Эта фраза стала последней каплей. «Никто не заставлял» — те же слова, что вчера произнёс Кирилл. Муж окончательно перешёл на его сторону.
— Знаешь что, Толик, — Галина подошла к шкафу и достала чемодан, — раз никто меня не заставлял, то и сейчас никто не заставляет оставаться.
— Ты куда собралась?
— К сестре. В деревню. Хоть там люди честные остались.
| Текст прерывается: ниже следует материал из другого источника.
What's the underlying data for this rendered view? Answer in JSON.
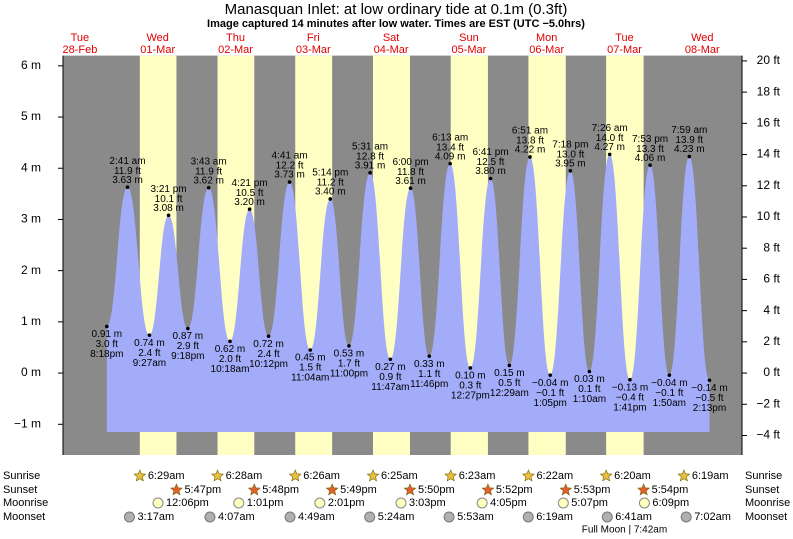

— Галь, ну не устраивай спектакль…
— Спектакль? — она начала складывать в чемодан свои вещи. — Двадцать лет жизни с тобой — это спектакль? Двенадцать лет ухода за твоей матерью — тоже спектакль?
— Я не то хотел сказать…
— А что хотел? — она повернулась к нему с платьем в руках. — Что я должна молчать, когда меня грабят? Что должна терпеть, когда меня называют убийцей?
Анатолий опустил голову:
— Ну а что мы можем сделать? Он же сильнее нас…
— Ничего мы не можем, — холодно сказала Галина. — Потому что у нас нет самого главного.
— Чего?
— Совести. У тебя её нет, Толик. А я думала, есть.
Она закрыла чемодан и направилась к двери. На пороге обернулась:
— Знаешь, Кирилл оказался прав. Честных людей действительно не осталось. Во всяком случае, в этом доме.
— Галь, ну куда ты? Одна останешься…
— Лучше быть одной, чем с предателем, — она взялась за ручку двери. — Живи теперь как хочешь. С Кириллом договаривайся, комнатку снимай. А я найду где жить.
— А что я Кириллу скажу?
Галина усмехнулась:
— Скажи, что твоя жена оказалась глупой. Не захотела молчать, когда её грабили. Он поймёт — у него с совестью тоже проблем нет.
Дверь закрылась. Галина спускалась по лестнице, чувствуя странное облегчение. Да, её обманули, ограбили, предали. Но она сохранила главное — своё достоинство.
На улице её ждало такси. Она назвала адрес автовокзала и откинулась на сиденье.
— Что стало с людьми? — тихо спросила она у отражения в окне.
И сама себе ответила:
— Ничего не стало. Просто теперь я знаю, кто чего стоит.